家慶は、あえて「そうせい」と答える事で、老中たちの権力闘争を静観し、彼らに責任を負わせて泳がせていた。しかし、その裏では、弥太郎のような御庭番や巡検使を江戸や日本各地の隅々にまで走らせ、市井の不浄を洗い出していたのである。かつて大御所として君臨した父・家斉が、女色に耽る振りをしながら諸大名を掌握したように、家慶もまた「暗愚」という仮面を被り、徳川の根幹を蝕む病巣をじっと見定めていた。
「しかし、欲を申せば会いたいのぅ。」
家慶は筆を置き、ぽつりと漏らした。その声には、将軍という重い檻に囚われた男の、切実な渇望が混じっていた。

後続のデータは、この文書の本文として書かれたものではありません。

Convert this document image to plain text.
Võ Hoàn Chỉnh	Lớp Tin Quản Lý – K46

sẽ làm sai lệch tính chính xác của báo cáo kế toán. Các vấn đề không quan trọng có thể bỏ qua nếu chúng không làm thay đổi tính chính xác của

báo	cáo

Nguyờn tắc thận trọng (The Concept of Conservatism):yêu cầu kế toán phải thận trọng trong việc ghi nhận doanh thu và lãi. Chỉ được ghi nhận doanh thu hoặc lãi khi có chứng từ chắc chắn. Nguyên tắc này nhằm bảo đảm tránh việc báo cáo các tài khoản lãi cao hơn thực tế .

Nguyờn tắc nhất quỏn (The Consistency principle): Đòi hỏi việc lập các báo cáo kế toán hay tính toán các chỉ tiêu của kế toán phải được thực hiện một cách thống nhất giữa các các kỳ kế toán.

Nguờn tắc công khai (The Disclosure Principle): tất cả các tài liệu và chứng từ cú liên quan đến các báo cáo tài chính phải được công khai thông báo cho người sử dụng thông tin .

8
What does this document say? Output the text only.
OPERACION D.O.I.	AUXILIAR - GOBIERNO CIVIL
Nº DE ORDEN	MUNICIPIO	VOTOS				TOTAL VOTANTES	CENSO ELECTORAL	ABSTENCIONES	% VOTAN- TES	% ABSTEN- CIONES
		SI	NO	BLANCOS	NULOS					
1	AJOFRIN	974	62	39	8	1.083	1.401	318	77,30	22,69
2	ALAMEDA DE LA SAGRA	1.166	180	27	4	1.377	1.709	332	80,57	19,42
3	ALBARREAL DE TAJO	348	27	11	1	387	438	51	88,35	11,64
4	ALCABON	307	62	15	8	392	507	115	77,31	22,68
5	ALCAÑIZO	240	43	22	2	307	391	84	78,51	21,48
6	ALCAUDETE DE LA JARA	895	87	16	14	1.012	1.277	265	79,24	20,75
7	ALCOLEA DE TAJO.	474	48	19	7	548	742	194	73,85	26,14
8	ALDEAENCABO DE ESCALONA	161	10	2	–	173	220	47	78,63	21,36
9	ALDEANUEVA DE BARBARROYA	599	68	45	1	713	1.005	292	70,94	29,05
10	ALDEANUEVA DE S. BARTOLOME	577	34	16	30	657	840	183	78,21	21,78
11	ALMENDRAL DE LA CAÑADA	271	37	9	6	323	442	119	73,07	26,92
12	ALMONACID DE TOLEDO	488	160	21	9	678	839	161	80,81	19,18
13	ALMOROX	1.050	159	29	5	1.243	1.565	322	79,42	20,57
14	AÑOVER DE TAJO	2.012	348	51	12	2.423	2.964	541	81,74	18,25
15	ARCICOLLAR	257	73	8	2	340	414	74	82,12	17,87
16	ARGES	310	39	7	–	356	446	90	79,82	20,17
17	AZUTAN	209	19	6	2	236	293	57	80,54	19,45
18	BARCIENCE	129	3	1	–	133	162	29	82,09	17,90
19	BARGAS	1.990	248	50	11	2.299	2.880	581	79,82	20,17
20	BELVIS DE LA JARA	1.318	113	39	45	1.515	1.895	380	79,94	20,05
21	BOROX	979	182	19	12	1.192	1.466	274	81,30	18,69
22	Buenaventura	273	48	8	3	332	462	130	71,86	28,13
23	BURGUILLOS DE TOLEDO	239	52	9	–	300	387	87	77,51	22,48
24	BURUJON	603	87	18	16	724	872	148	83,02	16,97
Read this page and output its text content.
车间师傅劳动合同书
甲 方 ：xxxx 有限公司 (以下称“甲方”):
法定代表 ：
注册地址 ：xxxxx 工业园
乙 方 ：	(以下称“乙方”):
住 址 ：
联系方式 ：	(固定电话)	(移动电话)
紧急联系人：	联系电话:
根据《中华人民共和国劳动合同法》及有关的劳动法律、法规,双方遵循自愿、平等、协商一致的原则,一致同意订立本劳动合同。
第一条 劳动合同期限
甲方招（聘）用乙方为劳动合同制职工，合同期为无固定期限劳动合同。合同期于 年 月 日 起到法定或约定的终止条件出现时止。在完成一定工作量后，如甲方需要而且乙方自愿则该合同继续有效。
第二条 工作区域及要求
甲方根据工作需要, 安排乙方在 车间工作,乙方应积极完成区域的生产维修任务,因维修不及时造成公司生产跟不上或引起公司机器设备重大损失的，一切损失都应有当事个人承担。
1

「権力だの、家柄だの、そんな下らぬ装束をすべて脱ぎ捨ててな。凌庵が街で見聞きした、取るに足らぬ世間話。どの店の蕎麦が旨いだの、近所の長屋で誰が惚れた腫れただの、そんな話を聞きながら、あ奴と一献傾けてみたいものじゃ。」
自分は雲上人として日の当たる場所にあり、気安く兄弟の対面も敵わぬ弟は自らに日陰の中へと消えて行った。それを思うと、溜まらない気持ちになる。
「上様・・・心中、お察し申し上げまする。」
丹後守が深く平伏する。家慶はすぐに威厳を取り戻し、弥一郎へと視線を戻した。
「元気でやっているのだな? 源七郎は。」
「はい。天竜堂には、近藤家の若旦那や腕の立つ岡っ引きなど、仲間にも恵まれ、忙しくも楽しく暮らしている様子にございます。」
「そうか・・・、仲間か。羨ましいのう、余には最も縁遠い言葉よな。」
家慶は短く笑い、再び庭の緑を見つめた。
「玄瑞にも、このことを聞かせてやれ。あ奴が選んだ道が、決して孤独ではないことを知れば、あ老体も喜ぶことだろう。弥一郎、この文を凌庵に届けよ。そして伝えろ。『毒を断ち、江戸を救え。その後のことは、余が引き受ける』とな。」
「はっ! 畏まりました。」
弥太郎は風のように姿を消した。後に残された家慶は、再び「無関心な将軍」の顔を作り、丹後守に向き直った。
「さて、丹後よ。阿波屋と京極の連中が、余の『そうせい』をどう履き違えるか・・・。高みの見物と行こうか・・・。」
「はい・・・、其れに連なる悪党達も直ぐに解る事でしょう。」
「見せて貰おうか源七郎・・・、乱れた世の中に施す荒療治の様を。
その瞳の奥には、野に下った弟が振るう世直しのメスに合わせて、徳川の闇を一気に断ち切らんとする鋭い閃光が宿っていた。兄と弟、城壁を隔てた二人の意志が、今、江戸の巨大な「病」に挑もうとしていた。